CoVieW'18- Proceedings of the 1st Workshop and Challenge on Comprehensive Video Understanding in the Wild

Full Citation in the ACM Digital Library

SESSION: Keynote & Invited Talks

Session details: Keynote & Invited Talks

Kwanghoon Sohn

Deep Video Understanding: Representation Learning, Action Recognition, and Language Generation

Tao Mei

Analyzing videos is one of the fundamental problems of computer vision and multimedia analysis for decades. The task is very challenging as video is an information-intensive media with large variations and complexities. Thanks to the recent development of deep learning techniques, researchers in both computer vision and multimedia communities are now able to boost the performance of video analysis significantly and initiate new research directions to analyze video content. This talk will cover recent advances under the umbrella of video understanding, which start from basic networks that are widely adopted in state-of-the-art deep learning pipelines, to fundamental challenges of video representation learning and video classification/recognition, finally to an emerging area of video and language.

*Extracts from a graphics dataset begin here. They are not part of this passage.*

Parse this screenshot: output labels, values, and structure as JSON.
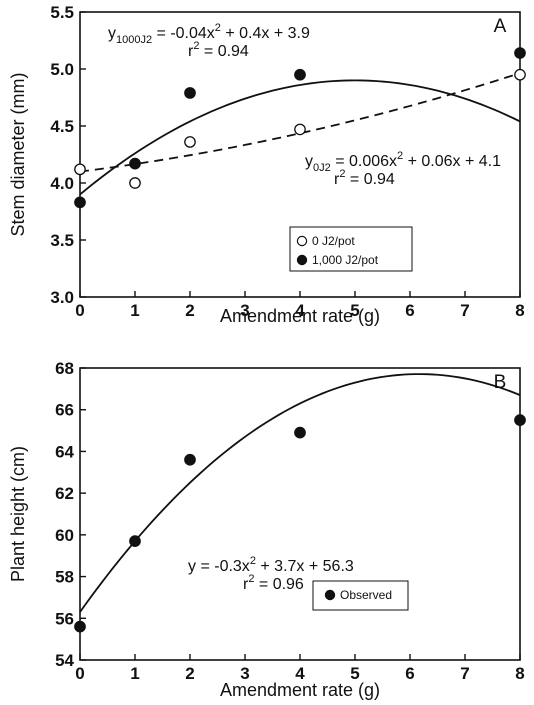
{
  "chart_data": [
    {
      "type": "scatter",
      "panel_label": "A",
      "xlabel": "Amendment rate (g)",
      "ylabel": "Stem diameter (mm)",
      "xlim": [
        0,
        8
      ],
      "ylim": [
        3.0,
        5.5
      ],
      "x_ticks": [
        "0",
        "1",
        "2",
        "3",
        "4",
        "5",
        "6",
        "7",
        "8"
      ],
      "y_ticks": [
        "3.0",
        "3.5",
        "4.0",
        "4.5",
        "5.0",
        "5.5"
      ],
      "legend_position": "bottom-center",
      "series": [
        {
          "name": "0 J2/pot",
          "marker": "open-circle",
          "x": [
            0,
            1,
            2,
            4,
            8
          ],
          "values": [
            4.12,
            4.0,
            4.36,
            4.47,
            4.95
          ],
          "fit": {
            "style": "dashed",
            "coefficients": [
              0.006,
              0.06,
              4.1
            ],
            "eq_main": "y",
            "eq_sub": "0J2",
            "eq_rest_a": " = 0.006x",
            "eq_sup": "2",
            "eq_rest_b": " + 0.06x + 4.1",
            "r2_a": "r",
            "r2_sup": "2",
            "r2_b": " = 0.94"
          }
        },
        {
          "name": "1,000 J2/pot",
          "marker": "filled-circle",
          "x": [
            0,
            1,
            2,
            4,
            8
          ],
          "values": [
            3.83,
            4.17,
            4.79,
            4.95,
            5.14
          ],
          "fit": {
            "style": "solid",
            "coefficients": [
              -0.04,
              0.4,
              3.9
            ],
            "eq_main": "y",
            "eq_sub": "1000J2",
            "eq_rest_a": " = -0.04x",
            "eq_sup": "2",
            "eq_rest_b": " + 0.4x + 3.9",
            "r2_a": "r",
            "r2_sup": "2",
            "r2_b": " = 0.94"
          }
        }
      ]
    },
    {
      "type": "scatter",
      "panel_label": "B",
      "xlabel": "Amendment rate (g)",
      "ylabel": "Plant height (cm)",
      "xlim": [
        0,
        8
      ],
      "ylim": [
        54,
        68
      ],
      "x_ticks": [
        "0",
        "1",
        "2",
        "3",
        "4",
        "5",
        "6",
        "7",
        "8"
      ],
      "y_ticks": [
        "54",
        "56",
        "58",
        "60",
        "62",
        "64",
        "66",
        "68"
      ],
      "legend_position": "bottom-right",
      "series": [
        {
          "name": "Observed",
          "marker": "filled-circle",
          "x": [
            0,
            1,
            2,
            4,
            8
          ],
          "values": [
            55.6,
            59.7,
            63.6,
            64.9,
            65.5
          ],
          "fit": {
            "style": "solid",
            "coefficients": [
              -0.3,
              3.7,
              56.3
            ],
            "eq_main": "y",
            "eq_sub": "",
            "eq_rest_a": " = -0.3x",
            "eq_sup": "2",
            "eq_rest_b": " + 3.7x + 56.3",
            "r2_a": "r",
            "r2_sup": "2",
            "r2_b": " = 0.96"
          }
        }
      ]
    }
  ]
}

Actor and Observer: Joint Modeling of First and Third-Person Videos

Karteek Alahari

Several theories in cognitive neuroscience suggest that when people interact with the world, or simulate interactions, they do so from a first-person egocentric perspective, and seamlessly transfer knowledge between third-person (observer) and first-person (actor). Despite this, learning such models for human action recognition has not been well studied. We address this challenge by introducing Charades-Ego, a large-scale dataset of paired first-person and third-person videos, and presenting a formulation to learn a joint representation of actions from these two perspectives. This talk will present this dataset and our actor-observer model.

Explore Multi-Step Reasoning in Video Question Answering

Yahong Han

This invited talk is a repeated but more detailed talk about the paper which is accepted by ACM-MM 2018: Video question answering (VideoQA) always involves visual reasoning. When answering questions composing of multiple logic correlations, models need to perform multi-step reasoning. In this paper, we formulate multi-step reasoning in VideoQA as a new task to answer compositional and logical structured questions based on video content. Existing VideoQA datasets are inadequate as benchmarks for the multi-step reasoning due to limitations as lacking logical structure and having language biases. Thus we design a system to automatically generate a large-scale dataset, namely SVQA (Synthetic Video Question Answering). Compared with other VideoQA datasets, SVQA contains exclusively long and structured questions with various spatial and temporal relations between objects. More importantly, questions in SVQA can be decomposed into human readable logical tree or chain layouts, each node of which represents a sub-task requiring a reasoning operation such as comparison or arithmetic. Towards automatic question answering in SVQA, we develop a new VideoQA model. Particularly, we construct a new attention module, which contains spatial attention mechanism to address crucial and multiple logical sub-tasks embedded in questions, as well as a refined GRU called ta-GRU (temporal-attention GRU) to capture the long-term temporal dependency and gather complete visual cues. Experimental results show the capability of multi-step reasoning of SVQA and the effectiveness of our model when compared with other existing models.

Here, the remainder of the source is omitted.